There a number of ways to accomplish this:
You can add Trace.WriteLine
statements in the DLL that will show
up in the 'Output' window in Visual Studio.
You can add System.Diagnostics.Debugger.Break() statements to the DLL code. When
running the calling project in Visual Studio,
program execution will stop there.
From here you can add access the
call stack (including all function
calls in DLL itself) and set break
points (although the icon for
the breakpoint will appear disabled
and the hover text for the break
point will read "The breakpoint will
not currently be hit. No symbols
have been loaded for this document").
If the DLL is throwing an exception (which you can see from
the 'Output' window if the exception
is caught and handled by the DLL)
you can tell Visual Studio to always break when
that type of exception is thrown.
Hit Ctrl + Alt + E, find the type of
exception being thrown, and click
the 'Throw' column for that
exception. From here it is exactly
as if you had used
System.Diagnostics.Debugger.Break()
(see above).
2) Attaching a using process to the DLL project.

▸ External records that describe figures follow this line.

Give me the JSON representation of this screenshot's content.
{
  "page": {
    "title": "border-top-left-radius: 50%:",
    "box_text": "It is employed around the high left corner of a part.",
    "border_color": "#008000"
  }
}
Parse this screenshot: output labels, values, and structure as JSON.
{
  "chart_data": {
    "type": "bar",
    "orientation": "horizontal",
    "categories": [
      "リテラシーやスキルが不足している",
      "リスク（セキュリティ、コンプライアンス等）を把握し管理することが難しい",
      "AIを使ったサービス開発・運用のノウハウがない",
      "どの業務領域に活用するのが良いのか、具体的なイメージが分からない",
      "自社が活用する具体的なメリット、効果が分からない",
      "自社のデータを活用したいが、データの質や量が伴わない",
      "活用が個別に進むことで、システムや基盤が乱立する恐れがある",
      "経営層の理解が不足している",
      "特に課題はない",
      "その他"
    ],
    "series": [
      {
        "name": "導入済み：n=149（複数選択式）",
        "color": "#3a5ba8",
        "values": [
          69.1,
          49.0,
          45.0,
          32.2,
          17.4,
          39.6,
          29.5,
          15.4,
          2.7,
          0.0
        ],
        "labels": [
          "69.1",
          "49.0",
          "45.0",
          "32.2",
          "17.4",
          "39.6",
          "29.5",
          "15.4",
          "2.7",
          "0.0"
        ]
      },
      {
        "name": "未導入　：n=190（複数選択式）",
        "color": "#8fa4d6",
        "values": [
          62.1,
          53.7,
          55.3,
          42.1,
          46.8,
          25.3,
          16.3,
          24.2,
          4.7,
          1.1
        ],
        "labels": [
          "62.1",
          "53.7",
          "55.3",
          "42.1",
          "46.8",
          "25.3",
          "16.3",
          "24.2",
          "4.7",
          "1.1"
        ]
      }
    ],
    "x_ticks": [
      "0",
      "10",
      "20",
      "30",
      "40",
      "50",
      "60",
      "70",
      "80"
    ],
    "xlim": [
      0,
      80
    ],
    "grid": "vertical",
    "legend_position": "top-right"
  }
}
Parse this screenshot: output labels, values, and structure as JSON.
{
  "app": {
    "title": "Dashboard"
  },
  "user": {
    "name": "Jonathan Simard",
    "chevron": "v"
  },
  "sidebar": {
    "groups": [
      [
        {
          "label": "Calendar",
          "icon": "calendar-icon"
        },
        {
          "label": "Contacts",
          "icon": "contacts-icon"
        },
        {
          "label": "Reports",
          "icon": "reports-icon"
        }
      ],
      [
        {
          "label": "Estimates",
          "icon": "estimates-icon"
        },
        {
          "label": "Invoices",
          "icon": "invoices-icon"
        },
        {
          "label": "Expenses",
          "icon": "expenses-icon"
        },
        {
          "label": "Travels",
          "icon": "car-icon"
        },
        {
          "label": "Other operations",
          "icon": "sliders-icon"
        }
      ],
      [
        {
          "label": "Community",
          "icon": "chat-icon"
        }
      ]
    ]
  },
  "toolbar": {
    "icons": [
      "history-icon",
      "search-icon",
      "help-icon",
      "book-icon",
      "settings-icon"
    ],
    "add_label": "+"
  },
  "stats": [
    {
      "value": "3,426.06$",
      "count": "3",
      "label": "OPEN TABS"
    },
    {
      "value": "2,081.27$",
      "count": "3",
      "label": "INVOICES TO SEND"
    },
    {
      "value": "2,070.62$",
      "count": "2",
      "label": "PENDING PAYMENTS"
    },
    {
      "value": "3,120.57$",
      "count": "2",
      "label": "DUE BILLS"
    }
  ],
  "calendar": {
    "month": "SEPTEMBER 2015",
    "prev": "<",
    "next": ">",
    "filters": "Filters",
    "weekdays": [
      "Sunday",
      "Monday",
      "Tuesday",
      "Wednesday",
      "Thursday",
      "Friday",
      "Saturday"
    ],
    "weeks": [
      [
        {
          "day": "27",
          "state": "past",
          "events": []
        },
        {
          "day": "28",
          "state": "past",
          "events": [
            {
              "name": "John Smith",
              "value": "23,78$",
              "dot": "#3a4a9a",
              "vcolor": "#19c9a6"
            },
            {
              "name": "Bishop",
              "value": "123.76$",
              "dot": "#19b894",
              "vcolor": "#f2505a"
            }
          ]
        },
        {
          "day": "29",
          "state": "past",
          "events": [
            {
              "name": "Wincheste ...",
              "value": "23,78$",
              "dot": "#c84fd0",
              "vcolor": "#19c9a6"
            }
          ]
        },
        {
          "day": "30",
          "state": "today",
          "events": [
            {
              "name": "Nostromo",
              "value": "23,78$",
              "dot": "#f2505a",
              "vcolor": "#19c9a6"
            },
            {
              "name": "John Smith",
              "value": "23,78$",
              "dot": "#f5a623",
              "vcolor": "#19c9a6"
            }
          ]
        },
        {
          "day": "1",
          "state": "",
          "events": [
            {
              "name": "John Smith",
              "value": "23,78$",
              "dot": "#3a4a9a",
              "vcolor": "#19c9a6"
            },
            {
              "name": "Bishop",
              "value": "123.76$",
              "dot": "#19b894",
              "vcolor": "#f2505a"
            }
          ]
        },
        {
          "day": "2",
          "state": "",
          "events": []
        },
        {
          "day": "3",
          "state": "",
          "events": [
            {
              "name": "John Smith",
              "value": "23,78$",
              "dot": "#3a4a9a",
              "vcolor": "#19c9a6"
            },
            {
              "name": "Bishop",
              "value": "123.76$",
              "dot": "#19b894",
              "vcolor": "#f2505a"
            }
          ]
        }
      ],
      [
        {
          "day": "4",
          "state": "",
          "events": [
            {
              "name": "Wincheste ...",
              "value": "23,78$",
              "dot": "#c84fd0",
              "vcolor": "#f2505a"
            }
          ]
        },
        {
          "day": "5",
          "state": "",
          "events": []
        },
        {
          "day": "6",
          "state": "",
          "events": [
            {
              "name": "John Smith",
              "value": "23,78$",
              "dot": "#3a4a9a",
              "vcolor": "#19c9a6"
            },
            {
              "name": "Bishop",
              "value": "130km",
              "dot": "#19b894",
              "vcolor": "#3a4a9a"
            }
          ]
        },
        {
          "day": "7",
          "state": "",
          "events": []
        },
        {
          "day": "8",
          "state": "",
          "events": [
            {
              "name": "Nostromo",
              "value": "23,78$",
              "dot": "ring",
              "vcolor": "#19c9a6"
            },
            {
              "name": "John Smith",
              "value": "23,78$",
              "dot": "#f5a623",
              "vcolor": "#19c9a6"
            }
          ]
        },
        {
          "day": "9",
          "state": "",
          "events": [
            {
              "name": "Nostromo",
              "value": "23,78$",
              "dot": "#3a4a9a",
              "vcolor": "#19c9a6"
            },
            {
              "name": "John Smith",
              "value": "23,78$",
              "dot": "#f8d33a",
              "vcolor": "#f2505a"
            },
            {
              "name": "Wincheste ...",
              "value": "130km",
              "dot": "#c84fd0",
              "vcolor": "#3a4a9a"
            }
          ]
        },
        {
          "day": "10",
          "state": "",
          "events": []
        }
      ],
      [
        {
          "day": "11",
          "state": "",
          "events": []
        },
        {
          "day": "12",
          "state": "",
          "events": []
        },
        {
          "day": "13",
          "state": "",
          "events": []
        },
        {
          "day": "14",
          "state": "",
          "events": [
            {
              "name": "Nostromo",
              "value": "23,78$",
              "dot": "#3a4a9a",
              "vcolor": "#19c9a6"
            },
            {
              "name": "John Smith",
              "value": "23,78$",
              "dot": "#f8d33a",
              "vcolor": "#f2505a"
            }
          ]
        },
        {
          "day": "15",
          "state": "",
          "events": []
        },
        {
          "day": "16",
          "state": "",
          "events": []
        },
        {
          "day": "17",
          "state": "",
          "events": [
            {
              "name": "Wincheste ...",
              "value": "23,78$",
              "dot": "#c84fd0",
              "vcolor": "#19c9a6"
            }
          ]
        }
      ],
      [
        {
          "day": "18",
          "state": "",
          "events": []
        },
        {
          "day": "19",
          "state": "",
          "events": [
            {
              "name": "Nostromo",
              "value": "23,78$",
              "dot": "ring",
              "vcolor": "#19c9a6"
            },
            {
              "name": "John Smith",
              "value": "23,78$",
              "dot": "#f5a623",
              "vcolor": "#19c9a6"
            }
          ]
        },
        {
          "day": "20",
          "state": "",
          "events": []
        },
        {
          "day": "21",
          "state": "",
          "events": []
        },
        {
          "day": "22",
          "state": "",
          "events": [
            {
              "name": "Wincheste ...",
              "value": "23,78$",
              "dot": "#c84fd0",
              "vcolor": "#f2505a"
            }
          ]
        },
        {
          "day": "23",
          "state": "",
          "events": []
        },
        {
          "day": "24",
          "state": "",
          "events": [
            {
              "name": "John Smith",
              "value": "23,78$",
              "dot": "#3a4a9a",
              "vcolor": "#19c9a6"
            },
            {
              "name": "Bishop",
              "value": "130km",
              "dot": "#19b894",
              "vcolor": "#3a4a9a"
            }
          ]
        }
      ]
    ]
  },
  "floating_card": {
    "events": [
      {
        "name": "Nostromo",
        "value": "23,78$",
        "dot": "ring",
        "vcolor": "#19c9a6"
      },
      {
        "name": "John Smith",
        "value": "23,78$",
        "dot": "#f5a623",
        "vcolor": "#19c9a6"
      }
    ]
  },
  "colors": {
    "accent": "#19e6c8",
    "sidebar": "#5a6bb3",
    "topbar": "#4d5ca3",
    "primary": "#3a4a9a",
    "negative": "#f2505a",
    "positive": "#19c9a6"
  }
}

This involved hooking the Visual Studio debugger into a running process.
Open the DLL project in Visual Studio.
Run an application that uses the DLL (this
application can't be run from
another instance of Visual Studio since the
process will already have a debugger
attached to it).
From here you can add break points and step through
the DLL code loaded in Visual Studio (although
the break point will appear disabled
the same as in method 1).
Something that has worked for me with debugging a couple of third-party libraries as well as .NET itself is WinDbg. It is an awesome debugger from Microsoft that I have used to troubleshoot some sticky problems that were occuring deep inside the framework.
You need to use the Son of Strike (SOS) extensions if it is a managed DLL. It can debug native also. You will need to know a bit about callstacks and assembly/CIL instructions to be good at using it. You should be able to determine the exception and what is causing it. We have used WinDbg/SOS to find for instance that in HttpWebResponse, if you are using Gzip compression to download a page and the server returns a bad Gzip header, .NET runs the decompression in the threadpool and a crash will take out your process. Happy debugging.
One more option we should mention here is dotPeek 1.2 (a free decompiler from creators of ReSharper). Here is a nice post describing how to configure VS symbol server and dotPeek 1.2 to debug decompiled code from VisualStudio: http://blog.jetbrains.com/dotnet/2014/04/09/introducing-dotpeek-1-2-early-access-program
As Cesar Reyes mentioned in Stack Overflow question Visual Studio - Attach source code to reference, ReSharper 5 (and later) has this capability.
.NET Reflector 6 comes with a Visual Studio Addin that lets you use Visual Studio's step-through-debugging on assemblies that you don't have the source code for.
Have a look at this blog post:
http://www.simple-talk.com/community/blogs/alex/archive/2009/09/22/74919.aspx for more details.
This is still a very early build. So no guarantee that it'll work, and it might break your visual studio configuration or project configuration. Make sure you have backups (or source control) for any projects you use this on.
Download here:
http://www.red-gate.com/MessageBoard/viewforum.php?f=109
I thought .NET Reflector got some debugging plugins. That'd be a so much better idea because decompiling and recompiling code generally fails, and you need to do so many changes in the code to fix it.
Give .NET Reflector debugger a try. It might help you a lot.